(715c) Delineating a Key Problem in Protein-RNA Biology: Recognition of m6a By RRM Containing Proteins

Protein-RNA complexes play critical roles in cellular processes and in diseases, and thus, it is important to study interactions between specific proteins with natural or modified RNAs and understand their role in biology and health^[1,2,3]. RNA modifications, such as N6-methyladenosine (m⁶A), can significantly influence these interactions by changing the binding properties of RNA to proteins. m⁶A is one of the most prevalent mRNA modifications and has been extensively studied for its recognition by the YTH domain^[1,2]. However, the mechanisms by which RRM (RNA recognition motif) domain-containing proteins recognize m⁶A-modified RNAs still remain unclear. HNRNPA2B1, a RRM domain-containing protein, is of particular interest due to the overlapping of its targetome with the m⁶A motif, suggesting its potential role as a m⁶A reader. The RRM1 domain of HNRNPA2B1 has been proposed to preferentially bind with m⁶A-modified RNAs^[4]. Additional in vitro studies indicate that m⁶A can lower its binding affinity to HNRNPA2B1^[5], raising questions about how this protein interacts with both post-transcriptionally modified and unmodified RNAs. Using a combination of computational and experimental methods, we investigated how m⁶A affects RNA binding to HNRNPA2B1 in a sequence-dependent manner. Our studies provide novel insights into the structural and functional mechanisms of RRM associated m⁶A recognition, comparing it with the well-established YTH protein readers. Furthermore, we explored the m⁶A binding properties of RBM45, another RRM domain containing protein, and provide in-depth mechanistic insights into the difference between modified and unmodified adenine, in line with experiments^[6,7]. Our work highlights the understanding of post-transcriptional regulation and underscores the intricate interplay between RNA modifications and protein recognition mechanisms. Additionally, it demonstrates the complexity of RRM recognition of m⁶A-modified RNAs and reveals distinct principles underlying their interactions compared to YTH readers.

[1] Miller LG, Demny M, Tamamis P, Contreras LM. Characterization of epitranscriptome reader proteins experimentally and in silico: Current knowledge and future perspectives beyond the YTH domain. Comput Struct Biotechnol J. 2023;21:3541-3556.

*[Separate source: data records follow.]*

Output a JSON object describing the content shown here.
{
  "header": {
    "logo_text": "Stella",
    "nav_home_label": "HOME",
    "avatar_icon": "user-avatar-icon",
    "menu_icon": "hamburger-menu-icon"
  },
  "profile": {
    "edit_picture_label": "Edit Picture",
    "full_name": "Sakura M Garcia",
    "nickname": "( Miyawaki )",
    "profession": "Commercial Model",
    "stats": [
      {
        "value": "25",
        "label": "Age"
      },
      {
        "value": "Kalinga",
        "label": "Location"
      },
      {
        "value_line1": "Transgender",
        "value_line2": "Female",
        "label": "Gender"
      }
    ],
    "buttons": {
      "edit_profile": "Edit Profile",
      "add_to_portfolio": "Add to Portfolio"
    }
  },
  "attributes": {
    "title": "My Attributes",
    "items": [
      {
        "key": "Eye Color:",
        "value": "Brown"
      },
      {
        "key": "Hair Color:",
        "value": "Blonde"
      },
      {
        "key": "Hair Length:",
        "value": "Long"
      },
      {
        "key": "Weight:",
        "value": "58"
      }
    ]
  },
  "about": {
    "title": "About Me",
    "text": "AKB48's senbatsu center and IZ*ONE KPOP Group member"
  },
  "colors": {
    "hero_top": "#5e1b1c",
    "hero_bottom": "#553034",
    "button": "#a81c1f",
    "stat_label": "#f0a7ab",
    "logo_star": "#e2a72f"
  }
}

[2] Höfler S, Duss O. Interconnections between m⁶A RNA modification, RNA structure, and protein-RNA complex assembly. Life Sci Alliance. 2023;7(1):e202302240.

[3] Miller LG, Kim W, Schowe S, Taylor K, Han R, Jain V, Park R, Sherman M, Fang J, Ramirez H, Ellington A, Tamamis P, Resendiz MJE, Zhang YJ, Contreras L. Selective 8-oxo-rG stalling occurs in the catalytic core of polynucleotide phosphorylase (PNPase) during degradation. Proc Natl Acad Sci U S A. 2024;121(46):e2317865121.

[4] Alarcón CR, Goodarzi H, Lee H, Liu X, Tavazoie S, Tavazoie SF. HNRNPA2B1 Is a Mediator of m(6)A-Dependent Nuclear RNA Processing Events. Cell. 2015;162(6):1299-308.

[5] Wu B, Su S, Patil DP, Liu H, Gan J, Jaffrey SR, Ma J. Molecular basis for the specific and multivariant recognitions of RNA substrates by human hnRNP A2/B1. Nat Commun. 2018;9(1):420.

[6] Chen X, Yang Z, Wang W, Qian K, Liu M, Wang J, Wang M. Structural basis for RNA recognition by the N-terminal tandem RRM domains of human RBM45. Nucleic Acids Res. 2021;49(5):2946-2958.

[7] Chen X, Wei Q, Yang Z, Chen X, Guo S, Jiang M, Wang M. Structural basis for RNA recognition by the C-terminal RRM domain of human RBM45. J Biol Chem. 2024;300(9):107640.